Even if their work doesn’t demonstrate any skill that can help in college, it is recommended that they include it. The work experience that a candidate has at the local ice cream shop doesn’t just prove to the admissions office that the candidate knows how to dish out a mean banana split-it also shows that a candidate is a responsible person who has the time management skills to balance a job and school, and is thus more likely to succeed in college.

#7) Outside Programs

School isn’t the only place one can learn. If a candidate has participated in any program like the Governor’s School or math camp during the summer, they should include those programs on their resume. One should also include other coursework that may not appear on their transcript. For example, courses are taken for fun through local colleges.

#8) Awards

The awards that a candidate has won in high school may not seem important but should be included on the resume. If a candidate has won the state science fair, got first prize in a poetry competition, or was on the honor roll, it shouldn’t be left off the application.
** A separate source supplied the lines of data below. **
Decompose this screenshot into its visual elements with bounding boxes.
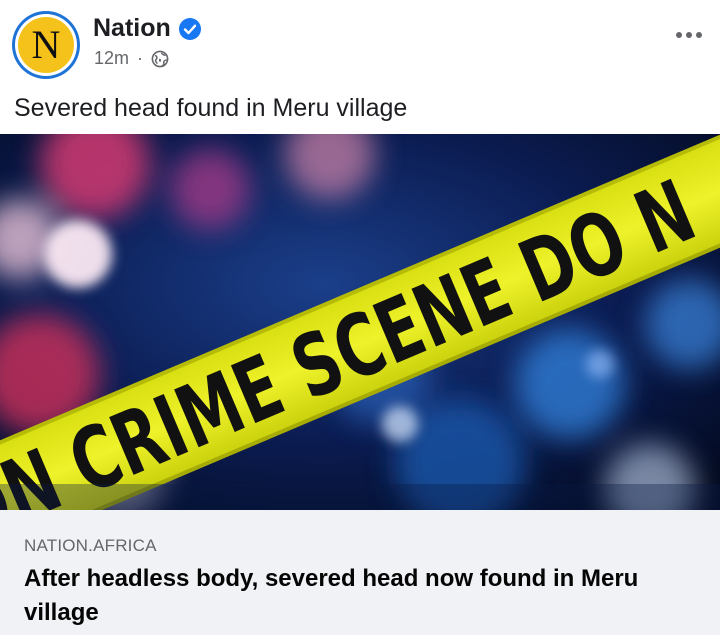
more-dot [676,32,682,38]
more-dot [696,32,702,38]
globe-icon[interactable] [151,50,169,68]
page-name[interactable]: Nation [93,14,171,43]
meta-separator: · [137,48,144,68]
page-name-row: Nation [93,14,202,43]
crime-scene-photo: DN CRIME SCENE DO N [0,134,720,510]
link-preview-card[interactable]: NATION.AFRICA After headless body, sever… [0,510,720,635]
post-timestamp[interactable]: 12m [94,48,129,69]
avatar-logo: N [18,17,74,73]
post-header: N Nation 12m · [0,0,720,90]
post-image[interactable]: DN CRIME SCENE DO N [0,134,720,510]
avatar-ring: N [15,14,77,76]
page-avatar[interactable]: N [12,11,80,79]
link-title[interactable]: After headless body, severed head now fo… [24,562,684,630]
more-options-icon[interactable] [670,22,708,48]
link-domain: NATION.AFRICA [24,536,157,555]
post-caption: Severed head found in Meru village [14,94,408,122]
facebook-post: N Nation 12m · Severed head found in Mer… [0,0,720,635]
post-meta: 12m · [94,48,169,69]
verified-badge-icon [178,17,202,41]
more-dot [686,32,692,38]
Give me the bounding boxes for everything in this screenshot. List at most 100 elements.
These awards don’t have to be academically oriented either. One should also include awards they have received as part of their extra-curricular activities. A Boy Scout Eagle Award or Girl Scout Gold Award, a prize for sportsmanship, or accolades for musical talents should also be included. These awards can distinguish a candidate from other applicants and show the committee that they have the drive to succeed in college.

#9) Skills

Don't forget to list any special skills on the resume. If a candidate can play the violin, speak French fluently, or are a coding genius, they should make sure that the admissions committee knows. Colleges are looking to craft a class. They want to bring together a group of students who can learn both with and from each other. If a candidate can show the admissions committee that they have skills or talents that will add to the class, they should highlight them.

#10) Interests and Hobbies

Though many students don’t think schools care about their interests and hobbies, weird pastimes can make a big difference in the application. Universities want to admit interesting people; they want people with passion. The best thing one can do for their admissions package is to live their life to the fullest and follow their interests. Not only can one add their cool hobbies to the resume, but pursuing hobbies will also make life more fun and give the candidate something extra to write about in their personal essay.

Other Tips

Once the candidate is a senior in high school, there’s not much they can do to improve the content of their resume, but they still can improve the presentation. Be detailed and spend a lot of time thinking about how to present oneself on paper best. Make the resume as readable as possible. The resume, unlike a statement of purpose, shouldn’t be written in detail. Adding pointers instead of explanations for every sentence is the ideal way to go about it.